Mais Aurélia, même si le texte est inachevé, incomplet, se termine sur le
salut. La puissance et le charme poétique de Nerval viennent sans doute de ce que
la parole nervalienne est le lieu d’une simultanéité absolue puisque le « rêve »
nervalien mobilise toutes les mythologies. Et certes, on peut reconnaître le double
dessein de composer une œuvre d’art et de formuler un message spirituel.
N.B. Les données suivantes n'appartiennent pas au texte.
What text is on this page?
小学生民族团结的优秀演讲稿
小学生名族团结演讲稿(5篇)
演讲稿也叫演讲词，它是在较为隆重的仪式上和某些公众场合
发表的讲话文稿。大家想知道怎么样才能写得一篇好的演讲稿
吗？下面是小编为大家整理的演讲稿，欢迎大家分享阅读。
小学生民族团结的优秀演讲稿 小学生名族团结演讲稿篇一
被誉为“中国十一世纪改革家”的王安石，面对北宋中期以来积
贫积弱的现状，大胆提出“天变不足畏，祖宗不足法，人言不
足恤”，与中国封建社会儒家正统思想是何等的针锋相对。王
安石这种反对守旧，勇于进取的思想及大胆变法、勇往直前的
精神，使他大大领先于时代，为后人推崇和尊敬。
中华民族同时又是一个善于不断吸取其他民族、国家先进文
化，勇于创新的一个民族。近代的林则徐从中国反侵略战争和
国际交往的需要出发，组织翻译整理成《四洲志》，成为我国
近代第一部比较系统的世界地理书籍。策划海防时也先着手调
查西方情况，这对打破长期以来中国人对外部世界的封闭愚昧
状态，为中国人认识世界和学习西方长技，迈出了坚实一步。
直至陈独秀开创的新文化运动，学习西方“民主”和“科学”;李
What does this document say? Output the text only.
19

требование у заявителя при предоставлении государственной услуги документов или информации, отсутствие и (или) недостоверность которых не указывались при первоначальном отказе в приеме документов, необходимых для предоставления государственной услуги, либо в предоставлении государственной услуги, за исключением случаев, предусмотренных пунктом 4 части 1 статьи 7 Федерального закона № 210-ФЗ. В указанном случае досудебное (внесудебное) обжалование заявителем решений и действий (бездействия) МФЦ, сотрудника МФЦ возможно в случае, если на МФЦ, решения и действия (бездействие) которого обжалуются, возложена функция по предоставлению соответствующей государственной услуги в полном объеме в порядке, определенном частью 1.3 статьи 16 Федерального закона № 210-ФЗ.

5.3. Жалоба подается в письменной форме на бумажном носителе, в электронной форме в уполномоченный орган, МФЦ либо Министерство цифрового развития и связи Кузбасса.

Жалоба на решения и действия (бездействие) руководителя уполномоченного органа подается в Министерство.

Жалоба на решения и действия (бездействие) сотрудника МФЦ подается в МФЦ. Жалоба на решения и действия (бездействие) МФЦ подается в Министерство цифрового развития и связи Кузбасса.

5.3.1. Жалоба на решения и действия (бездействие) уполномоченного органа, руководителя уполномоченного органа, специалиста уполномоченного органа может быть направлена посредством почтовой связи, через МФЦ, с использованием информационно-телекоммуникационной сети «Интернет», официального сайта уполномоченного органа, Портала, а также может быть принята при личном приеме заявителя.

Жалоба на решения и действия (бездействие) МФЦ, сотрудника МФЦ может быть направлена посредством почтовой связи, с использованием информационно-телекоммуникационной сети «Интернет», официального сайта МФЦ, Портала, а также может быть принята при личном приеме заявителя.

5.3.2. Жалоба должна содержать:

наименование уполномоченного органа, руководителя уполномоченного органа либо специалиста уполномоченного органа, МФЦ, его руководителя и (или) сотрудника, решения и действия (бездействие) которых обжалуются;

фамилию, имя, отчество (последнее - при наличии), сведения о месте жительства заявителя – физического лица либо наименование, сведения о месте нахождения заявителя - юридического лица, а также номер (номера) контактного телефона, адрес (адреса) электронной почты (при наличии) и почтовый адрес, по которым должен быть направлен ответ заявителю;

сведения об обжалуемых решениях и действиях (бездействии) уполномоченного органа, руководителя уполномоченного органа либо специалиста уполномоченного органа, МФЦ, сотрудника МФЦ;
Mais il ne
faut pas négliger le fait que le rêve obsédant perceptible dans l’œuvre, ne doit pas
être confondu avec une doctrine, même si la part faite par les romantiques au Rêve,
le rôle qu’ils lui attribuent comme voie, éventuellement privilégiée, de connaissance,
qui est sans doute une de leurs caractéristiques essentielles, est quasi celui de les
définir.
ROMANTISME - PSYCHIATRIE - POESIE
Pour certains, l’âme romantique est le rêve. Ce qui se retrouve dans le rapport
du romantisme en général à l’Histoire, le sens du mystère de la nature, de la
condition humaine, s’élargit le plus souvent au déchiffrement de la suite des
évènements comme constitutif des peuples, des nations. Rien de surprenant donc si
les poètes, les romanciers (et en particulier Nerval) dépassent en général, le goût du
passé, où les fortes individualités ne peuvent éprouver que déceptions.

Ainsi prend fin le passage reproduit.